An occupational therapist can assess your specific limitations and recommend splints, exercises, or additional tools tailored to your hands.

Treatment Options

For osteoarthritis, treatment focuses on managing pain and preserving function. Over-the-counter anti-inflammatory medications, topical creams, and hand exercises form the baseline. Splints can stabilize painful joints during flare-ups or repetitive tasks, and steroid injections into specific joints can provide temporary relief when inflammation spikes.

Rheumatoid arthritis and psoriatic arthritis require a different approach because the underlying inflammation needs to be controlled to prevent joint destruction. Disease-modifying medications can slow or halt the immune attack on your joints. Starting treatment early, ideally within months of symptom onset, significantly improves long-term outcomes and helps preserve hand function.

When Surgery Becomes an Option

Surgery is reserved for advanced disease or cases where nonsurgical treatments have stopped working. The two main approaches are joint fusion and joint replacement.

Joint fusion removes the damaged surface and permanently connects the two bones, eliminating the painful movement. You lose flexibility in that joint, but you gain stability and pain relief. This is often the better choice for people who need hand strength for work or daily activities.

Joint replacement removes the worn surface and substitutes it with an implant or a cushion of rolled-up soft tissue (often a tendon). This preserves more motion than fusion but may not hold up as well under heavy use. The choice between the two depends on which joint is involved, how you use your hands, and your priorities for strength versus flexibility.

For thumb base arthritis specifically, a common procedure called trapeziectomy removes the damaged bone at the base of the thumb. It’s typically a same-day surgery. You’ll keep your hand elevated for about two weeks and wear a bandage or cast during early healing. Full improvement in range of motion continues over the course of a year as the thumb gradually strengthens.

Long-Term Outlook

Osteoarthritis in the hands progresses slowly, and many people manage well for years with lifestyle adjustments, therapy, and occasional medication. The bony nodes that form are permanent, but pain levels often stabilize or even decrease once the nodes have fully developed. Grip strength can be maintained with regular hand exercises.
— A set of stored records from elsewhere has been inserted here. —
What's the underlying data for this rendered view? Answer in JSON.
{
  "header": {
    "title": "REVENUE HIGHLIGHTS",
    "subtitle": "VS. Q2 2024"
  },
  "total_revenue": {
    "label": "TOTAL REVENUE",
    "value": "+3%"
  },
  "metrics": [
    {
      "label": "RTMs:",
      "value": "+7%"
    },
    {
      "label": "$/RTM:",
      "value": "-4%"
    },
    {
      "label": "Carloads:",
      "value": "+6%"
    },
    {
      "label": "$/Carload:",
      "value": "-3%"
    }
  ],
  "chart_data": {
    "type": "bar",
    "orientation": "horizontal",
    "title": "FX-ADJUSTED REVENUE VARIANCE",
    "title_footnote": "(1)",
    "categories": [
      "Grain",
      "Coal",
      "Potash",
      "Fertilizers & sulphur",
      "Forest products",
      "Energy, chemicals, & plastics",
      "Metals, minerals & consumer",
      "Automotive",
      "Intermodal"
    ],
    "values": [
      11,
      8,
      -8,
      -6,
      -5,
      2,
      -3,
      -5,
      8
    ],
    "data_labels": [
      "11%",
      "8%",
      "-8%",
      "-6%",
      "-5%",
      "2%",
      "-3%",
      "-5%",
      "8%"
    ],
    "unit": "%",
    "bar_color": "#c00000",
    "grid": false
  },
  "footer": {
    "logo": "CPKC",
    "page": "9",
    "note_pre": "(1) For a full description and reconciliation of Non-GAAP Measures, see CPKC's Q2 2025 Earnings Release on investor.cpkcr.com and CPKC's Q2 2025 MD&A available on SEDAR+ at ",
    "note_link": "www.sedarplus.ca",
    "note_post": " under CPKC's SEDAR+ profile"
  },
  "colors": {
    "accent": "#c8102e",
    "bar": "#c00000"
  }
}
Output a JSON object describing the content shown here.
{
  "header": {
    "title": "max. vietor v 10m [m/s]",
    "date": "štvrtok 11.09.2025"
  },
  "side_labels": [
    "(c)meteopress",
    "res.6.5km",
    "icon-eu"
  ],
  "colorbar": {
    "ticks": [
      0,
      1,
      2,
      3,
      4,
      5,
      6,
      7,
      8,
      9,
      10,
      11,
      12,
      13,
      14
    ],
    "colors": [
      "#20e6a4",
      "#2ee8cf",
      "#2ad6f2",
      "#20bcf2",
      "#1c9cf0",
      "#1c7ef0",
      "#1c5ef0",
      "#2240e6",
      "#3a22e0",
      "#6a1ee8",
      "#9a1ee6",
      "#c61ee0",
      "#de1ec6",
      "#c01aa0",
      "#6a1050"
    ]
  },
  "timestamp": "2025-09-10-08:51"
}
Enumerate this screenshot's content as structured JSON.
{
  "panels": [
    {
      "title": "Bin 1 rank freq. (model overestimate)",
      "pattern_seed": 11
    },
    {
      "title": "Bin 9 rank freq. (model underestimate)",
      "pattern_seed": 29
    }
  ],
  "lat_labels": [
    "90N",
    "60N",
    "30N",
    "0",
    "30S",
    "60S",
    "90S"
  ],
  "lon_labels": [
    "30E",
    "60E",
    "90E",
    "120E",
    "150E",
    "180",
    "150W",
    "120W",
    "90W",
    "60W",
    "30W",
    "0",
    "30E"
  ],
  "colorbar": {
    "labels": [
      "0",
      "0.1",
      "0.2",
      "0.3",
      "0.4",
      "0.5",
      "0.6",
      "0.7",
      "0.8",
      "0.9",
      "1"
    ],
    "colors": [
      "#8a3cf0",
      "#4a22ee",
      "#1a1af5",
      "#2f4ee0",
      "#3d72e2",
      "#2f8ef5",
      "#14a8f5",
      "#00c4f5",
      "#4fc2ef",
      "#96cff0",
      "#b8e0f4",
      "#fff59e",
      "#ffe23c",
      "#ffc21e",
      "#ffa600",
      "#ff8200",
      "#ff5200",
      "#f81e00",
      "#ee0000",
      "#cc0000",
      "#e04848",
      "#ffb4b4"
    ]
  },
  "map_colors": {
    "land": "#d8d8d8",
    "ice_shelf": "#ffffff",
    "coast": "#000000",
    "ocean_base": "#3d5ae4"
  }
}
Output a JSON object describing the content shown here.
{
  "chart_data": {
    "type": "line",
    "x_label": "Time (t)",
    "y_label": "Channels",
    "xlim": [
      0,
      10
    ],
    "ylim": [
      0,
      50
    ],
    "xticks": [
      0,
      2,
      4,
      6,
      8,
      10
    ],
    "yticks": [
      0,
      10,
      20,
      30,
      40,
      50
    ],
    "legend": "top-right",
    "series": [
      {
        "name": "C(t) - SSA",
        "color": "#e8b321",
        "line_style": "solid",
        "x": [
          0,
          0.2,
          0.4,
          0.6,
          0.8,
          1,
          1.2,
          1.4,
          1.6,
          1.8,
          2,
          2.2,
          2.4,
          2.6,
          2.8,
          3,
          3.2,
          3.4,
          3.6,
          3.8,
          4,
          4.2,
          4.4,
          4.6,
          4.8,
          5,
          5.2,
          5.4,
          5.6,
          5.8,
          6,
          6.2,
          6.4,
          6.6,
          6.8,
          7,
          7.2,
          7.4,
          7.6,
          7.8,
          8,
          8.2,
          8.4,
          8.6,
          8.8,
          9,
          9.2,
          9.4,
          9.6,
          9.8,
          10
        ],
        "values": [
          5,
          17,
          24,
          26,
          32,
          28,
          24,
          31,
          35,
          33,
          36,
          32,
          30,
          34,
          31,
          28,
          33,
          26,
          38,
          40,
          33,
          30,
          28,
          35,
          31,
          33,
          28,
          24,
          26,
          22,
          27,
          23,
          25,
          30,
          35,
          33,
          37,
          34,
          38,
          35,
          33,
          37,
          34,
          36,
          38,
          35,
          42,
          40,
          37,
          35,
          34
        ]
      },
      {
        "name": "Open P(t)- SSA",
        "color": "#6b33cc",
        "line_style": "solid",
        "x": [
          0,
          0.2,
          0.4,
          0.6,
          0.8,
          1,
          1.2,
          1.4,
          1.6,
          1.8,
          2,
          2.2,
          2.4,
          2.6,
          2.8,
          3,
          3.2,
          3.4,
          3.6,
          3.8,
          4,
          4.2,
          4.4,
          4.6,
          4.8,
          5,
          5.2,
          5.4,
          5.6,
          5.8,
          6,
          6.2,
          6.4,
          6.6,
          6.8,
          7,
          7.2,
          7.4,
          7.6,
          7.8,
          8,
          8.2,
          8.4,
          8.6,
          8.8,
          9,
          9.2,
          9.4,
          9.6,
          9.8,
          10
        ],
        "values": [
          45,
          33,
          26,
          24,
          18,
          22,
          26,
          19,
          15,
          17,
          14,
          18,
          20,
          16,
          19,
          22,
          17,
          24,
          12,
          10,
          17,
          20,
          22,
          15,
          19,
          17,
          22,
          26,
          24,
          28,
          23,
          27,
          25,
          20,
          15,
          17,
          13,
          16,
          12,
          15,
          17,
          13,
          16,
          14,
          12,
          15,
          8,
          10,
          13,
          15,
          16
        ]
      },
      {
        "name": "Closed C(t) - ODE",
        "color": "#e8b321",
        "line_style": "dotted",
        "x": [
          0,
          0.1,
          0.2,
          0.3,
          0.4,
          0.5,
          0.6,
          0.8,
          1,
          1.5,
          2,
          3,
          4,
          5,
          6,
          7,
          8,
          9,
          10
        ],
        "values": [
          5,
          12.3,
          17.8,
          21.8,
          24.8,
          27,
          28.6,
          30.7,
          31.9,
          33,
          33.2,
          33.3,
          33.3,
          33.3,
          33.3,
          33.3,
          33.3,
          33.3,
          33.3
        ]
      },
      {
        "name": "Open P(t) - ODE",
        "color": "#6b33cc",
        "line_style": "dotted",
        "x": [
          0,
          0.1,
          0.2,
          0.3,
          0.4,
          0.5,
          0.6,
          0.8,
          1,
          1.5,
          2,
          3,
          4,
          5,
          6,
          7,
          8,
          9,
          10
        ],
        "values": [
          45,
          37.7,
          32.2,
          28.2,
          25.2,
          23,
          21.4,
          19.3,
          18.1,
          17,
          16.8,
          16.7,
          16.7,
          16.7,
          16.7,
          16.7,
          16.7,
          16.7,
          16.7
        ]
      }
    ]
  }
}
Rheumatoid and psoriatic arthritis are more unpredictable, with periods of flare and remission. The key variable is how early and effectively inflammation is controlled. People who begin treatment before significant joint erosion has occurred tend to retain much better hand function over the long term. Regardless of type, staying physically active with your hands, rather than avoiding use out of fear of pain, is consistently linked to better outcomes.